Ma femme n’aime que moi

Hervé Lénervé

Alors que je fouillais par inadvertance dans le sac de ma femme, j’y ai découvert un brouillon de lettre qui m’était adressé et qu’elle ne m’avait jamais envoyé.

Elle avait dû la trouver pas assez abouti, pourtant ce que j'en ai lu, m'a ému et m'a paru très bien léché. Je vais vous en livrer certains passages en taisant ceux qui concernent trop nos ébats amoureux entre les draps, entre autres.

« Mon chéri. »

Ça commence bien. Cela faisait bien longtemps qu'elle ne m'avait pas appelé ainsi.

« Te souviens-tu de ce merveilleux week-end à Etretat quand nous nous baladions, bras dessus, bras dessous, sur les falaises balayées par des vents complices. La mer à nos pieds, le ciel à nos têtes, nous étions les rois de ce Monde hypocrite. »

Non, je ne m'en souviens pas, mais c'est normal, ma femme a toujours eu beaucoup plus de mémoire que moi. Elle connait même par cœur les anniversaires des voisines, alors que je ne me rappelle jamais du sien.

« Je dis vents complices, car ils dissimulaient à nos familles respectives nos amours clandestins… »
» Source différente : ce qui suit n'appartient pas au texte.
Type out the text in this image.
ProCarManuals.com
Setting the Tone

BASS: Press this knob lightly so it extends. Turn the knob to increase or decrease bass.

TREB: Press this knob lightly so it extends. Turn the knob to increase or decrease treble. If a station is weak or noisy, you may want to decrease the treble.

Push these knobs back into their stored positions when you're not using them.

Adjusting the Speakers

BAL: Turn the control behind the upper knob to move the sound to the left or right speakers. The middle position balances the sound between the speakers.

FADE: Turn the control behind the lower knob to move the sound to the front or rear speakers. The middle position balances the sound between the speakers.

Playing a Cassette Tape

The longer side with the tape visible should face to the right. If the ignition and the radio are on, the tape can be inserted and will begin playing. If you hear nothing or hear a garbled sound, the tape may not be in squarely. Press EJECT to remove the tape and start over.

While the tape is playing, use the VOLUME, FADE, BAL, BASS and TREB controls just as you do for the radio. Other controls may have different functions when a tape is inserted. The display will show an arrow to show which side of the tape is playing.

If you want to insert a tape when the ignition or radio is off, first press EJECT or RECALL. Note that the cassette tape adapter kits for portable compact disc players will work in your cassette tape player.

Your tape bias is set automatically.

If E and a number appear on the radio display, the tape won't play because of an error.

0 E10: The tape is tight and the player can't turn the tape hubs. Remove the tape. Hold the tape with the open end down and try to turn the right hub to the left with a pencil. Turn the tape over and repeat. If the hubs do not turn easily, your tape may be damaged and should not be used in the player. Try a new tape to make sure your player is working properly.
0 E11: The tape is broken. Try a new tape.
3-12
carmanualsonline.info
Il est vrai que nos familles ne voyaient pas d'un très bon œil notre relation au début. Elle exagère cependant un peu, avec  le « clandestin », car on n'a  jamais caché à quiconque notre union et affiché au grand jour que leurs avis, ils pouvaient se les carrer où ils le voulaient avec une prédilection pour le cul.

« Ces jours de bonheur me sont présents à l'esprit avec une acuité telle que j'en ressens encore toutes les émotions comme si elles dataient d'hier, alors qu'un mois déjà, c'est écoulé. »

Un mois, merde, ça ne s'arrange pas ma mémoire ! Il faudrait peut-être que je consulte un neurologue, j'ai peur d'avoir attrapé la prostate du cerveau. Elle termine par un :

« A très vite mon bel aimé, dans le nid secret de nos amours. »

Là, je trouve que c'est un peu exagéré que d'appeler notre taudis, un nid d'amour, de plus que ce n'est un secret pour personne. Tous nos amis le connaissent, c'est d'ailleurs la raison pour laquelle ils déclinent toutes nos invitations. Mais peu importe,  je mets cela sur le compte d'une envolée romanesque et poétique, l'important c'est de savoir que ma femme n'aime que moi.